Apologies for my absence last week! Much of what I did here was technical research and doesn't translate to an exciting blogpost. One thing that I did which needs to be written about was organizing keywords into a hierarchy. Keywords, as most (if not all) of my readers know are different from subjects. Subjects are the overarching concepts that the material concerns.

adorable
For instance, a documentary about koalas entitled "The Lives of Koala Bears" might be considered about marsupials, while a keyword search would pick up the following words: lives, koala, bears. If the justifiably curious user was looking for information about different species of bear would find the aforementioned documentary in their results. However if the newly-cautious user searched for 'brown bear' in subjects they would find the proper related materials to their desired godless killing machine.

terrifying

At PBS, their behind-the-scenes keywords are somewhere between the above definitions of 'keyword' and 'subject'. Most of the searchable videos on the web site actually have captions that are searchable, so even if there's a passing mention of 'bears', they'll come up in the results. This works for animals, but let's switch to a different scenario.

Barcelona
A high school student has an assignment due about Barcelona. A visual learner, they decided to search the PBS website for episode segments that contained the keyword 'Barcelona'. Only one result in three pages of material is actually about the city Barcelona. The other results concern the Olympics, Wood Allen, and Javier Bardem (who is from Las Palmas but starred in the former's film 'Vicky Christina Barcelona'). Keywords! Oh, you...
not Barcelona

So I think we can all agree that subjects are important and generally (there are exceptions, to be sure) better than keywords. From my perspective, the PBS web site has some optimization to do (in all their spare time). Behind the scenes we have the ability to sort by subject, but all too often there are inconsistencies. A few weeks ago my supervisor e-mailed me his keyword list and asked me what I thought. While browsing, I noticed that while some capital cities (like Barcelona) were listed, but others (Buenos Aires) weren't, even though there was content that demanded it.
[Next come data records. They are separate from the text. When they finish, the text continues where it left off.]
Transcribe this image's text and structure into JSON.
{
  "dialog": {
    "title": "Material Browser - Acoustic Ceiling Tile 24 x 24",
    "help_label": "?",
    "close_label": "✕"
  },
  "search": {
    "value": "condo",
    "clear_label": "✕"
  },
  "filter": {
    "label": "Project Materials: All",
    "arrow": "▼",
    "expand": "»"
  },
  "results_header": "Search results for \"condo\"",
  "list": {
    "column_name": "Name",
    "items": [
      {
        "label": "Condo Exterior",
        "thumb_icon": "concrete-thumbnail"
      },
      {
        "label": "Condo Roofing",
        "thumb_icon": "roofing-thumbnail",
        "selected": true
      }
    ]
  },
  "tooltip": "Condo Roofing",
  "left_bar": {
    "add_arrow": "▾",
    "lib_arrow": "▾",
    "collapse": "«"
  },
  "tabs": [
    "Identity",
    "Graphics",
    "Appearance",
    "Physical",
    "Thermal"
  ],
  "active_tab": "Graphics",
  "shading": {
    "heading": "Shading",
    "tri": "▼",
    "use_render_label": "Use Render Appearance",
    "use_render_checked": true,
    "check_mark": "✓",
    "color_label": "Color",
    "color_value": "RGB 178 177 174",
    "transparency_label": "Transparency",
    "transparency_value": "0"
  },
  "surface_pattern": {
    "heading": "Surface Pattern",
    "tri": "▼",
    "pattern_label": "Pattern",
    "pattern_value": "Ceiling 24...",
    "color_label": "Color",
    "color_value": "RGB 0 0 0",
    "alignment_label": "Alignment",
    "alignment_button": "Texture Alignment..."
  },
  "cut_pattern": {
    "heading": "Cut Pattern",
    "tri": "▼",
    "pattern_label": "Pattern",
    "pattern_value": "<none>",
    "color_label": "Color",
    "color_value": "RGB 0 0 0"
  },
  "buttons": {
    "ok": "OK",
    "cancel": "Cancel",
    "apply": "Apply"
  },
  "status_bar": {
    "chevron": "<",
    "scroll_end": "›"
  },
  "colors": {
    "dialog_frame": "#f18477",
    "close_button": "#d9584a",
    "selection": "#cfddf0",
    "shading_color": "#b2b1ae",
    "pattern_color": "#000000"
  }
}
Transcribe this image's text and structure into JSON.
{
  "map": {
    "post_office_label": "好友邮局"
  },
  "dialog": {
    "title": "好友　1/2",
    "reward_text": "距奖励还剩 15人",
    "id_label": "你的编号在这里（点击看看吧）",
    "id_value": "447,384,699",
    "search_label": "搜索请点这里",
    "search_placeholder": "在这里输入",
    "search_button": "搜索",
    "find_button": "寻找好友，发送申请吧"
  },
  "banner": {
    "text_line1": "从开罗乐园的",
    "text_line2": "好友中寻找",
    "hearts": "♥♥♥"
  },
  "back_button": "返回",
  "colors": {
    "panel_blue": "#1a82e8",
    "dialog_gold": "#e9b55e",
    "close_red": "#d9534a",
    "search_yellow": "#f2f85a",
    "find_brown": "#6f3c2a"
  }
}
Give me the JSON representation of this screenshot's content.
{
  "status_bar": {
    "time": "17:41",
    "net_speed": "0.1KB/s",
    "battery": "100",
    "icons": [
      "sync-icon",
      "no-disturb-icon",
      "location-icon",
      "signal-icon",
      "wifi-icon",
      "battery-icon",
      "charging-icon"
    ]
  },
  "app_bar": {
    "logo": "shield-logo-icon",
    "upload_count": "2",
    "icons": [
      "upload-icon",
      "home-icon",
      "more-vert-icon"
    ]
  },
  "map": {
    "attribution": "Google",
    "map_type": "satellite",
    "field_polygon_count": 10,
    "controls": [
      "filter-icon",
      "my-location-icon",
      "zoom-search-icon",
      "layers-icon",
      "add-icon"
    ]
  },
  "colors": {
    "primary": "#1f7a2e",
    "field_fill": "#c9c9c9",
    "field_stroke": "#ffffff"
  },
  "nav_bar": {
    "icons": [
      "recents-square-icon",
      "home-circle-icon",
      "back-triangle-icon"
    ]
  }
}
I spent the day creating a hierarchical keyword list that could be resorted and reorganized, edited, and generally tweaked to our needs. What's a hierarchical keyword list, you ask? I'll show you!

Rather than appearing as:
World Geography
Barcelona

It would look like this:
World Geography



       Europe        



        Spain        


   Barcelona   

With each term becoming narrower and narrower. This makes it easier to organize and guarantee consistency. If created in Excel or a proper taxonomy management program it's also easy to collapse and hide columns, sections, and useless words.

The downside?

When it comes to consistency, providing every capital for every country in the EU isn't practical. While there are three results for Chisinau (two of which are about the Moldovan capital), there are precisely zero for Slovenia's capital Ljubjana. It is therefore pretty useless to include a keyword with no content attached. Furthermore, we don't have time to go through and create a new keyword list that would match everything in the extensive PBS collection. Therefore we must simply narrow down terms that are most likely to be relevant to our current and forthcoming material.

The upside?

I am learning about managing taxonomies in special libraries, especially one that deals with both current events and culture. It's fascinating, challenging, and no one's life depends on it. What we do is optimize and make as many resources accessible to the public as we can. This is a mission that both archives and libraries share, and largely use similar techniques. It's great to be able to talk to archivists about these challenges and have educational conversations. On Tuesday I visited University of Maryland's archives (Public Broadcasting Archives), and while I was there I had the privilege of speaking to Chuck Howell, one of their archivists. Speaking with him about their archives and their descriptions taught me a lot and opened my mind to some other possibilities (and future opportunities). I was surprised to learn that they used MARC21 to ensure that their archives are included in the OPAC. Just one record for each collection to ensure that they're accessible by the curious researcher. Each record had descriptions, a brief summary, and applicable subject headings as well as the name of the collection in the 650 tag. I look forward to going there again to visit and see their collections.